I – Caractéristiques du système immunitaire

 

Nous vivons dans un environnement dangereux. Beaucoup de dangers nous guettent : infectieux, toxiques, radiatifs, traumatiques, psychologiques ...etc

Seuls ici les dangers infectieux seront abordés : ils sont le  fait de bactéries, virus, levures, parasites. En soulignant cependant que leur dangerosité dépend de leurs qualités intrinsèques, mais aussi des résistances de l'hôte et des circonstances.
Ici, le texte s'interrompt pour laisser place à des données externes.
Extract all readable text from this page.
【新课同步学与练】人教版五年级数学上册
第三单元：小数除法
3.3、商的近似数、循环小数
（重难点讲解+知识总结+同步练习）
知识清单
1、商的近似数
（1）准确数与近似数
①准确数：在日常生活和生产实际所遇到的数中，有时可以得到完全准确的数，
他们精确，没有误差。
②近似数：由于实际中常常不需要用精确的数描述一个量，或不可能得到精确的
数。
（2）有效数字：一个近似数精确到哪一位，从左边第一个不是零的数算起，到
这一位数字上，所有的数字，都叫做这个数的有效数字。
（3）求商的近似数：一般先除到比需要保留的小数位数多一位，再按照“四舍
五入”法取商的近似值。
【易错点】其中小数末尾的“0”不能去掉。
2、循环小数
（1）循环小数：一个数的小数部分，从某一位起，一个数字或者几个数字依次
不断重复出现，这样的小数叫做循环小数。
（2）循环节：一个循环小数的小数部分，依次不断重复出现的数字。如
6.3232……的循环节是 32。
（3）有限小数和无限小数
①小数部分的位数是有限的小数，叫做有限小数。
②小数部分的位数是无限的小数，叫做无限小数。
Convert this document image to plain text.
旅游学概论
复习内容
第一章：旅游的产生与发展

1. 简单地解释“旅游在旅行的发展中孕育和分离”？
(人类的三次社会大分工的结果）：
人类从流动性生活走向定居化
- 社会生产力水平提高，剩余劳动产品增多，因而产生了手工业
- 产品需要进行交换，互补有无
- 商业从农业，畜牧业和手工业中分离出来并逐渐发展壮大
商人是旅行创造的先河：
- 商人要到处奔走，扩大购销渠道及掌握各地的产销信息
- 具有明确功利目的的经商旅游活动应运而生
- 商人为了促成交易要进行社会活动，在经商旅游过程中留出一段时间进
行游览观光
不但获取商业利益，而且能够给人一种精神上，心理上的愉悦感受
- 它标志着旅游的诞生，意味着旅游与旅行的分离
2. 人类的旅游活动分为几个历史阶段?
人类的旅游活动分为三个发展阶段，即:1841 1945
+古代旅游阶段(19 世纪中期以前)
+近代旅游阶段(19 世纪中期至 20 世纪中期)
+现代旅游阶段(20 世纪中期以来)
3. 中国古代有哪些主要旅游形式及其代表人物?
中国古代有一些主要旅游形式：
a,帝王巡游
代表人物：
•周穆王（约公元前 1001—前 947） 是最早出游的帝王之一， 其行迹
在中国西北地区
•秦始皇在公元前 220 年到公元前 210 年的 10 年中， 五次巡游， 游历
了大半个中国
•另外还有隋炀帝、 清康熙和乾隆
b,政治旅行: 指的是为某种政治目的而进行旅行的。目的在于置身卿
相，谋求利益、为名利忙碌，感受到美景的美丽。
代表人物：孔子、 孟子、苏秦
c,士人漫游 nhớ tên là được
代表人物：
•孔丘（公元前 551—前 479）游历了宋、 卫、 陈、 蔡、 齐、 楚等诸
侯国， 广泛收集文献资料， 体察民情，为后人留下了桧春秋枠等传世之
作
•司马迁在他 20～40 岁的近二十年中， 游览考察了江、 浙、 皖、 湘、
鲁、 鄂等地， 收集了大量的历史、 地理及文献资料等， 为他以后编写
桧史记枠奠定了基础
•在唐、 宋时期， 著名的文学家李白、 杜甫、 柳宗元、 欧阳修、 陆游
Ainsi beaucoup de bactéries nous sont favorables : c'est le cas de la plupart des bactéries intestinales, mais aussi des bactéries de la peau .

 Pour résister aux germes pathogènes nous disposons d'un système de défense qui s'est élaboré et perfectionné au cours de l'évolution : le système immunitaire.

 

Ce système a plusieurs caractéristiques essentielles :

 

         1)      Spécificité : ce système est capable de reconnaître et d'éliminer certains agents pathogènes et certaines molécules étrangères (antigènes).

            Diversité : le système immunitaire est capable de combattre des millions d' agresseurs en reconnaissant chacun d'eux à ses marqueurs antigéniques.

            Distinction du « soi » et du « non soi » : le système immunitaire est capable de faire la différence entre les molécules appartenant à l'organisme et celles qui lui sont extérieures. Cette propriété est cependant sujette à des erreurs qui sont à l'origine des maladies auto-immunes.

        2)      Mémoire : le système immunitaire est capable de se souvenir des molécules qu'il a déjà rencontrées et d'y réagir plus rapidement et plus efficacement lors d'une deuxième présentation. C'est cette propriété qu'exploite la vaccination.

 

II – Fonctionnement du système immunitaire :

 

Pour assurer sa protection l'organisme humain dispose de deux sortes de défenses : l'immunité innée et l'immunité adaptative.

1)      L'immunité innée :

 Elle est constituée d'une barrière externe : la peau et les muqueuses qui empêchent mécaniquement la pénétration des organismes pathogènes.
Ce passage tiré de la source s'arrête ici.